The specimens are infragnathal (lower jaw) bones assigned by Moloshnikov (2004, 2008) to Livnolepis zadonica (H. Obrucheva, 1983) (specimen PIN 3725/1118) and to Bothriolepis sp. indet. (specimen PIN 3725/1119). Both specimens come from the same locality, a limestone factory quarry by the Gornostayevka village, Livny District, Orel Region, Central Russia, 52°23'30.2"N, 37°33'16.8"E (Upper Devonian, Lower Famennian, Zadonskian Regional Stage). The Zadonskian Regional Stage correlates to Upper triangularis - crepida interval of the SCZ (Sobolev and Evdokimova, 2008).

These infragnathals were CT-scanned at the All-Russian Research Geological Oil Institute (VNIGNIusing the ProCon X-Ray CT-compact system. The following scan parameters were used for PIN 3725/1118: AxialCT = 3840 angles, voxel size = 19.771 μm, exposure time = 0.65 sec, averages = 9, voltage = 90 kV, current = 210 μa, focal spot mode = high resolution, bit depth=16, detector resolution = 1888:1504, detector pixel size=127 μm, binning mode = 1x1 12.5 fps high sensitivity; for PIN 3725/1119: AxialCT = 3840 angles, voxel size = 9.224 μm, exposure time=1.43 sec, averages = 7, voltage = 90 kV, current = 97 μa, focal spot mode = high resolution, bit depth = 16, detector resolution = 1888:1504, detector pixel size = 127 μm, binning mode = 1x1 12.5 fps high sensitivity. Scans were reconstructed by means of CERA and segmented using VolumeGraphics software, with movies made using VolumeGraphics and Movavi Video Suite software. Before macrophotography, specimens were dusted with ammonium chloride.

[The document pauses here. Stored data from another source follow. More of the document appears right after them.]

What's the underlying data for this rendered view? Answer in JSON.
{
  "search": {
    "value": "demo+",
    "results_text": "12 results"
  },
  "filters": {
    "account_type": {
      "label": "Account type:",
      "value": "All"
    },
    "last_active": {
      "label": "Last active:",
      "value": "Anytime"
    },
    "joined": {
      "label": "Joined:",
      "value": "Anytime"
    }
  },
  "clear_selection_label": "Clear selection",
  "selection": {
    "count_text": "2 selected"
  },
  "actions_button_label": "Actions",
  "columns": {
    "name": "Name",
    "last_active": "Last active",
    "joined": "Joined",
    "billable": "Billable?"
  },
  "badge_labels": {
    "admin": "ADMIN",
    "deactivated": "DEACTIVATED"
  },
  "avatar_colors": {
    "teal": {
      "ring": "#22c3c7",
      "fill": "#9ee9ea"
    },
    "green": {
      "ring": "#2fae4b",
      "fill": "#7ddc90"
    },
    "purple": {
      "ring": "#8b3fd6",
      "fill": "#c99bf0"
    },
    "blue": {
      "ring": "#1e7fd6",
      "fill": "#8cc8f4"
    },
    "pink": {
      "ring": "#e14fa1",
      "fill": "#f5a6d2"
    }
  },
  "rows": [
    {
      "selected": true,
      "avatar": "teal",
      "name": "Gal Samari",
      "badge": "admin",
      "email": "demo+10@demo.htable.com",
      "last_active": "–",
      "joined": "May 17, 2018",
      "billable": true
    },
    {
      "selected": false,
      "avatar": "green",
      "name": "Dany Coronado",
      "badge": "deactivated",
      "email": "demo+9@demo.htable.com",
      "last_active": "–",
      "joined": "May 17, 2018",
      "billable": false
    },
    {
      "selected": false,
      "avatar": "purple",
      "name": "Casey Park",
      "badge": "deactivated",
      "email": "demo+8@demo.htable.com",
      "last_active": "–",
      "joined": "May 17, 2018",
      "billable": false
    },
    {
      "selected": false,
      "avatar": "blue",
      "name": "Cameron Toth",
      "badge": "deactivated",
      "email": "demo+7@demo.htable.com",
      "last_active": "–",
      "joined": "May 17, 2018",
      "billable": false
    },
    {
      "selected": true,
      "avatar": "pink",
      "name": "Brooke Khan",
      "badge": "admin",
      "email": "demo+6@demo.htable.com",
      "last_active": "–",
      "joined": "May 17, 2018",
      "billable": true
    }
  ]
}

Antiarch jaw kinematics were reconstructed based on the best-preserved Bothriolepis sp. specimen CPC25205 illustrated by Young (1984). Apart from the dermal jaw bones (suborbital and infragnathal) this specimen also demonstrates the endoskeletal palatoquadrate and Meckelian cartilages. An enlarged jaw model (approximately 5 times) was created of acrylic plaster, aluminum plates and plasticine, mainly based on the graphic reconstructions presented by Young (1984) but including some corrections regarding the lower jaw and jaw articulation made according to Young’s photos of the original specimen CPC25205.